Before Stone can wonder how she learned her modal verbs better than the native speakers, she starts her entry. Her voice is one of those mountain flutes, somehow able to weave a second melody around the one it plays. Russell misses the gist of the words, he’s so wrapped up in the cadence of the sentences. It’s something out of the dawn of myth, set in a Chicago all but animist. One thing worth telling a total stranger, and the thing is this: an ancient woman, hoisting her aluminum walker up the Grand Staircase of the Cultural Center at the rate of one step a minute.
The ascent is glacial, the staircase infinite, the climber a Wednesday-afternoon Sisyphus mounting toward the world’s largest Tiffany dome. The worn marble steps droop like cloth under the feet of a century of ghosts. But every word of Thassa’s description lifts the climber toward the light. By the third step, Russell realizes he’s never looked hard at anyone. By the top of the stairs, a sharp blue filament of need makes him want to see what will happen to the species, long after he’s dead.
“Shit,” Sue Weston says, when Thassa is done. “Girlfriend? You expect me to read mine, after that?”
They all laugh, and laughing, Russell remembers to breathe. Roberto Muñoz shudders in his loose flak jacket, rubs his shaved, plum-colored head with one cupped palm. “Thank you for that,” he murmurs. “Serious thanks. Makes me look forward to getting decrepit.” He shoots Thassa a look. “How old are you, anyway?”

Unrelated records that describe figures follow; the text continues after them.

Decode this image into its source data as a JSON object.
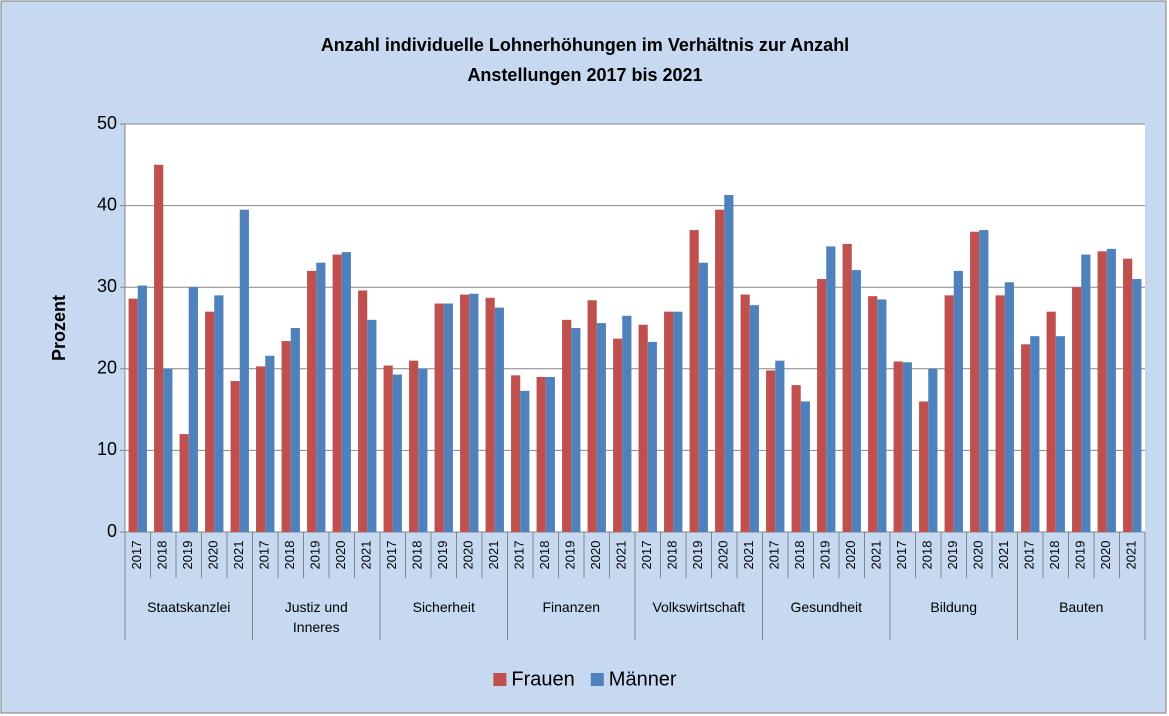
{
  "chart_data": {
    "type": "bar",
    "title": "Anzahl individuelle Lohnerhöhungen im Verhältnis zur Anzahl Anstellungen 2017 bis 2021",
    "ylabel": "Prozent",
    "category_groups": [
      "Staatskanzlei",
      "Justiz und Inneres",
      "Sicherheit",
      "Finanzen",
      "Volkswirtschaft",
      "Gesundheit",
      "Bildung",
      "Bauten"
    ],
    "categories": [
      "2017",
      "2018",
      "2019",
      "2020",
      "2021",
      "2017",
      "2018",
      "2019",
      "2020",
      "2021",
      "2017",
      "2018",
      "2019",
      "2020",
      "2021",
      "2017",
      "2018",
      "2019",
      "2020",
      "2021",
      "2017",
      "2018",
      "2019",
      "2020",
      "2021",
      "2017",
      "2018",
      "2019",
      "2020",
      "2021",
      "2017",
      "2018",
      "2019",
      "2020",
      "2021",
      "2017",
      "2018",
      "2019",
      "2020",
      "2021"
    ],
    "series": [
      {
        "name": "Frauen",
        "color": "#c0504d",
        "values": [
          28.6,
          45,
          12,
          27,
          18.5,
          20.3,
          23.4,
          32,
          34,
          29.6,
          20.4,
          21,
          28,
          29.1,
          28.7,
          19.2,
          19,
          26,
          28.4,
          23.7,
          25.4,
          27,
          37,
          39.5,
          29.1,
          19.8,
          18,
          31,
          35.3,
          28.9,
          20.9,
          16,
          29,
          36.8,
          29,
          23,
          27,
          30,
          34.4,
          33.5
        ]
      },
      {
        "name": "Männer",
        "color": "#4f81bd",
        "values": [
          30.2,
          20,
          30,
          29,
          39.5,
          21.6,
          25,
          33,
          34.3,
          26,
          19.3,
          20,
          28,
          29.2,
          27.5,
          17.3,
          19,
          25,
          25.6,
          26.5,
          23.3,
          27,
          33,
          41.3,
          27.8,
          21,
          16,
          35,
          32.1,
          28.5,
          20.8,
          20,
          32,
          37,
          30.6,
          24,
          24,
          34,
          34.7,
          31
        ]
      }
    ],
    "ylim": [
      0,
      50
    ],
    "yticks": [
      0,
      10,
      20,
      30,
      40,
      50
    ],
    "grid": true,
    "legend": "bottom"
  }
}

She’s twenty-three, it turns out, give or take an era.
The others read, while the air is still jazzed with the colors of that ascent. They compete for approval, each of them fueled by Thassa’s encouraging nods. Affection threatens to replace all other texts. Algeria is nowhere, and Chicago a place just now become visible.
The night ends before they get a chance to take a look at the assignment from Make Your Writing Come Alive. Russell scrambles to summarize Frederick P. Harmon’s thesis:
Unless you care for the people in your story the way you want your reader to, all the description in the world will arrive stillborn.

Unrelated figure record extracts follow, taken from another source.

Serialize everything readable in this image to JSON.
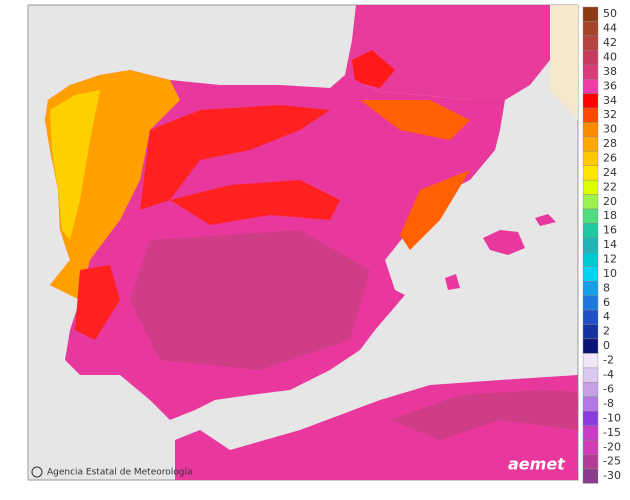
{
  "map": {
    "credit": "Agencia Estatal de Meteorología",
    "logo": "aemet",
    "legend": [
      {
        "label": 50,
        "color": "#8b3c14"
      },
      {
        "label": 44,
        "color": "#a3442b"
      },
      {
        "label": 42,
        "color": "#b6453f"
      },
      {
        "label": 40,
        "color": "#c63a5e"
      },
      {
        "label": 38,
        "color": "#d83a7c"
      },
      {
        "label": 36,
        "color": "#f03ca8"
      },
      {
        "label": 34,
        "color": "#ff0000"
      },
      {
        "label": 32,
        "color": "#ff4a00"
      },
      {
        "label": 30,
        "color": "#ff8c00"
      },
      {
        "label": 28,
        "color": "#ffa800"
      },
      {
        "label": 26,
        "color": "#ffc800"
      },
      {
        "label": 24,
        "color": "#ffe600"
      },
      {
        "label": 22,
        "color": "#dcff00"
      },
      {
        "label": 20,
        "color": "#9cf050"
      },
      {
        "label": 18,
        "color": "#50dc80"
      },
      {
        "label": 16,
        "color": "#20c8a0"
      },
      {
        "label": 14,
        "color": "#20b4b4"
      },
      {
        "label": 12,
        "color": "#00c8d2"
      },
      {
        "label": 10,
        "color": "#00d2f0"
      },
      {
        "label": 8,
        "color": "#14a0e6"
      },
      {
        "label": 6,
        "color": "#1e78dc"
      },
      {
        "label": 4,
        "color": "#1e50c8"
      },
      {
        "label": 2,
        "color": "#1432a0"
      },
      {
        "label": 0,
        "color": "#0a1478"
      },
      {
        "label": -2,
        "color": "#f0e6f8"
      },
      {
        "label": -4,
        "color": "#dcc8f0"
      },
      {
        "label": -6,
        "color": "#c8a0e6"
      },
      {
        "label": -8,
        "color": "#b478e6"
      },
      {
        "label": -10,
        "color": "#8c3cdc"
      },
      {
        "label": -15,
        "color": "#c83cc8"
      },
      {
        "label": -20,
        "color": "#d23cb4"
      },
      {
        "label": -25,
        "color": "#b43c96"
      },
      {
        "label": -30,
        "color": "#8c3c8c"
      }
    ]
  }
}
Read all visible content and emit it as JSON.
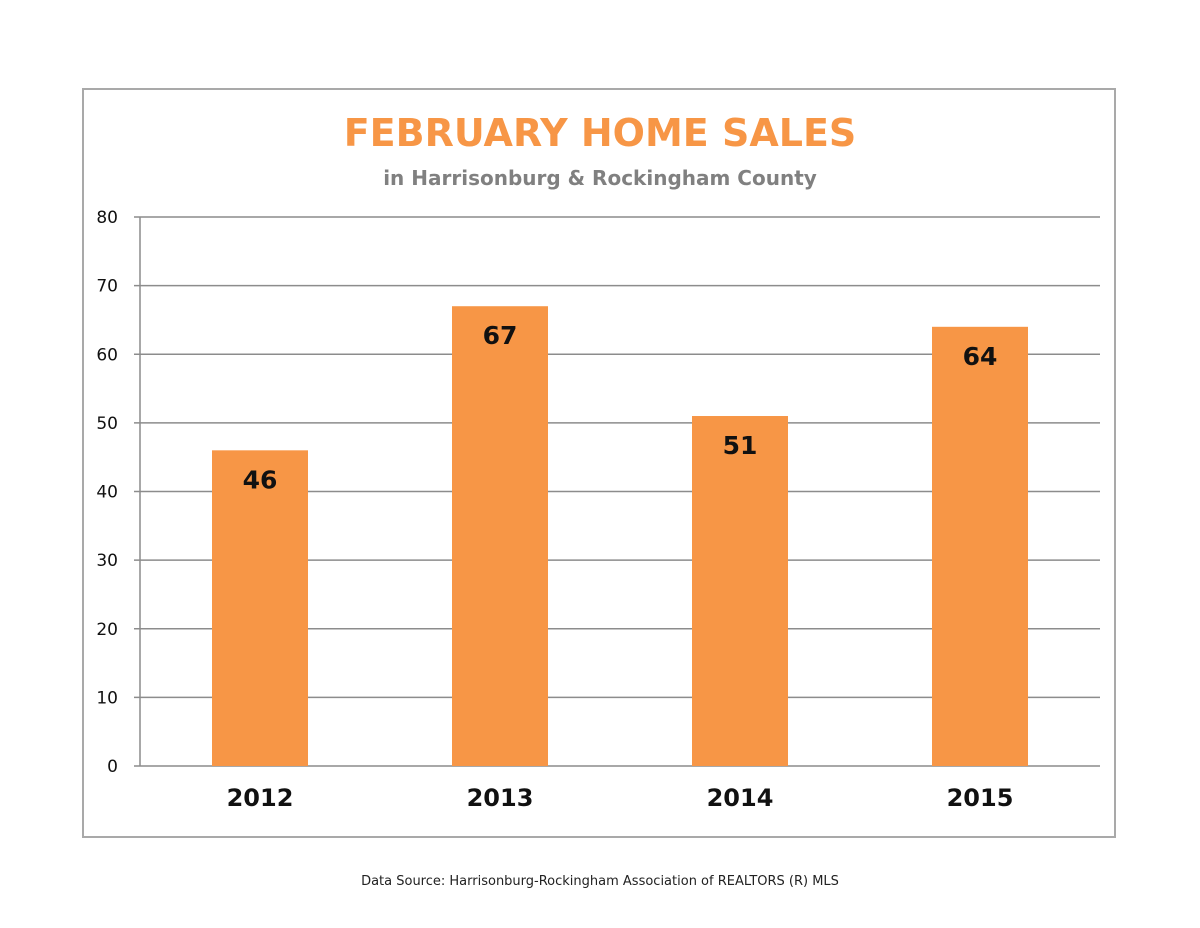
{
  "chart_data": {
    "type": "bar",
    "title": "FEBRUARY HOME SALES",
    "subtitle": "in Harrisonburg & Rockingham County",
    "categories": [
      "2012",
      "2013",
      "2014",
      "2015"
    ],
    "values": [
      46,
      67,
      51,
      64
    ],
    "data_labels": [
      "46",
      "67",
      "51",
      "64"
    ],
    "ylim": [
      0,
      80
    ],
    "yticks": [
      0,
      10,
      20,
      30,
      40,
      50,
      60,
      70,
      80
    ],
    "xlabel": "",
    "ylabel": "",
    "grid": true,
    "legend": "none",
    "colors": {
      "bar": "#f79646",
      "title": "#f79646",
      "subtitle": "#808080",
      "grid": "#8c8c8c"
    }
  },
  "footer": {
    "source": "Data Source: Harrisonburg-Rockingham Association of REALTORS (R) MLS"
  }
}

Nobody cares. They’re all too busy grooming and teasing one another. As the group packs up, Mason assigns them all nicknames. Kiyoshi becomes Invisiboy. There’s Artgrrl Weston and Princess Heavy Hullinger. John Thornell makes a born Spock. Adam becomes the Joker and Roberto, the Thief. Mason christens himself Counterstrike and declares that Russell Stone will hereafter be known as Teacherman. Only Thassadit gives him pause. He studies her, timid in her amused return gaze. “Hello, Dalai!” Then he corrects himself: “No, no. I know who you are. Miss Generosity.”
Teacherman has to wave the grade book to get their attention. “Remember to e-mail your new pieces by midnight tomorrow.” The Joker and Artgrrl moan like cartoon characters caught in an ambush. Russell assigns the next topic as if he hasn’t been thinking about it for the last twenty-four hours, arranging and rearranging the words like a carpet of forest leaves hiding a pit trap. Convince someone that they wouldn’t want to grow up in your hometown.
Des Plaines, Terre Haute, Buffalo Grove: the perils of home are many, and the rewards slim. Stone reads all about the top hazards, tedium chief among them. “If Wheaton were a reality show,” says Mason’s piece, “the sponsors would ha
ve crashed it halfway through the pilot.” Close behind come isolation, bigotry, aimlessness, crushing homogeny, commercial blight, crimes against every known aesthetic, and the terminal malaise of abundance. Charlotte Hullinger writes, “I spent my childhood simmering in a satellite dish.” You know the place. A hometown now opening in a development near you.